Op de fiets naar het ziekenhuis
Toen we in januari van de radioloog hoorde dat het licht gegroeid was, hebben we nog getwist over de beelden en de metingen. Maar ook toen heb ik gewacht. Totdat ik eraan toe was om iets te doen. Uiteindelijk heb ik dan ook de beslissing genomen om toch te bestralen. En dan vooral ook omdat ik eraan toe was om het af te sluiten en er geen energie meer aan te hoeven besteden.

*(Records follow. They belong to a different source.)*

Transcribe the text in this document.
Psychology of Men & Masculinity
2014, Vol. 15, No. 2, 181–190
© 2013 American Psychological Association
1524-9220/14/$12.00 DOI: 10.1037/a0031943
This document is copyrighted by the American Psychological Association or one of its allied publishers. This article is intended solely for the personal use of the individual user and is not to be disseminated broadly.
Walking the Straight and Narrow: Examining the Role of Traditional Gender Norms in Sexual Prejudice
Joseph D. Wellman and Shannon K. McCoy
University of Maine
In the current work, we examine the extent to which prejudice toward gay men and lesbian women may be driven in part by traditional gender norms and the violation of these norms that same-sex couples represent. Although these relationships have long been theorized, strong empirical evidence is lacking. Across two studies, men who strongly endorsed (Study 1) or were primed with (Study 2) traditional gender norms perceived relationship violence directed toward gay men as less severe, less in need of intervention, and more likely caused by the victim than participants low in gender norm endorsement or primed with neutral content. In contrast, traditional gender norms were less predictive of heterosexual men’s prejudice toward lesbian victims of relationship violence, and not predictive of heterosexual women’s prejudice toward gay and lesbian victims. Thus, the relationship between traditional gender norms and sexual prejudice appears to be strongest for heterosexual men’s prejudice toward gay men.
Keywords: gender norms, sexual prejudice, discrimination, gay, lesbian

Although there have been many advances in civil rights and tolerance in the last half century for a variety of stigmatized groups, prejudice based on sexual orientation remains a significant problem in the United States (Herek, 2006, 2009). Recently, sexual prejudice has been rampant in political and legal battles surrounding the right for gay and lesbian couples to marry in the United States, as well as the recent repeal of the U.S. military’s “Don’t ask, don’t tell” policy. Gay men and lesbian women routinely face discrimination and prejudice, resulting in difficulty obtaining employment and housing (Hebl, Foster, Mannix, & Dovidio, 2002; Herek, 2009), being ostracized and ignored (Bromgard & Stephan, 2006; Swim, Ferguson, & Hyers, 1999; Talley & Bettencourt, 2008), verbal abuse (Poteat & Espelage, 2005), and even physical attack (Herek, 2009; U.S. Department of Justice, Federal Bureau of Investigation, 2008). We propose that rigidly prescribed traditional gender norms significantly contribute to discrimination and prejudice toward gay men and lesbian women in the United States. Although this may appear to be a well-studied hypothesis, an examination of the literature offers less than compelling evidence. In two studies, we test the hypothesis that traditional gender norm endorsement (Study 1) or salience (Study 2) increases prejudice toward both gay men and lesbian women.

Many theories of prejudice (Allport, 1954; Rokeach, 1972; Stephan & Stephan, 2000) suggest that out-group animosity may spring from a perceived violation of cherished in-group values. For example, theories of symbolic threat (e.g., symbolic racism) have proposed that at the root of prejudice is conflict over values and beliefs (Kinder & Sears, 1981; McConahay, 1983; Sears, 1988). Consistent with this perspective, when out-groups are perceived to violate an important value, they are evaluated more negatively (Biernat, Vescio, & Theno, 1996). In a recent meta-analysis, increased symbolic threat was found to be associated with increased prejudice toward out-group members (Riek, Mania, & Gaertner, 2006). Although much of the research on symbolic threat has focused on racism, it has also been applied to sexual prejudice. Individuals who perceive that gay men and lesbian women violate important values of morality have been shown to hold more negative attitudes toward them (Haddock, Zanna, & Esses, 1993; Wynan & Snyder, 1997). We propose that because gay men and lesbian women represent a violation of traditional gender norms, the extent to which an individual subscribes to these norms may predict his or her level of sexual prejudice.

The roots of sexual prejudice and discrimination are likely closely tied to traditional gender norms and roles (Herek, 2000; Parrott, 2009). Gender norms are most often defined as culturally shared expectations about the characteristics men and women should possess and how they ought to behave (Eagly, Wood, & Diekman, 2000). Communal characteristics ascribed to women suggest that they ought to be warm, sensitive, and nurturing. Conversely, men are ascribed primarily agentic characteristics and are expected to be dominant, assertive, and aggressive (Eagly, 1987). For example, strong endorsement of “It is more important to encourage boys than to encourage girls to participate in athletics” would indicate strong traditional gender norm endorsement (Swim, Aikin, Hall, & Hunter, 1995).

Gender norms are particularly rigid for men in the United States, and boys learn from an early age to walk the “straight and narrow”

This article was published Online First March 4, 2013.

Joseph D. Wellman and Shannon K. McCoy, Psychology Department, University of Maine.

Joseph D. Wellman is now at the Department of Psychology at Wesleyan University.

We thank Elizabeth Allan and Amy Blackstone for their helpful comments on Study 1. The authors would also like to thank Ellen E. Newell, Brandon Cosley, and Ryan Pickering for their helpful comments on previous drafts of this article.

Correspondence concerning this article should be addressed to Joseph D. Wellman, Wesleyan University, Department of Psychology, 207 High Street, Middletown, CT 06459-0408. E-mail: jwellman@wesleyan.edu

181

Het was inmiddels eind april en er waren 8 maanden verstreken. Het was een goede beslissing. Het was mooi weer en ik kon op de fiets naar het ziekenhuis. Midden in corona-tijd. Leeg ziekenhuis. Alle rust. Ik heb hem al die maanden genoemd: ‘De plek die bijna weg’ is en nu was hij dan ook eindelijk weg na de bestralingen. In augustus 2020 zat er nog een klein litteken, maar zo zal iedereen zijn littekens hebben.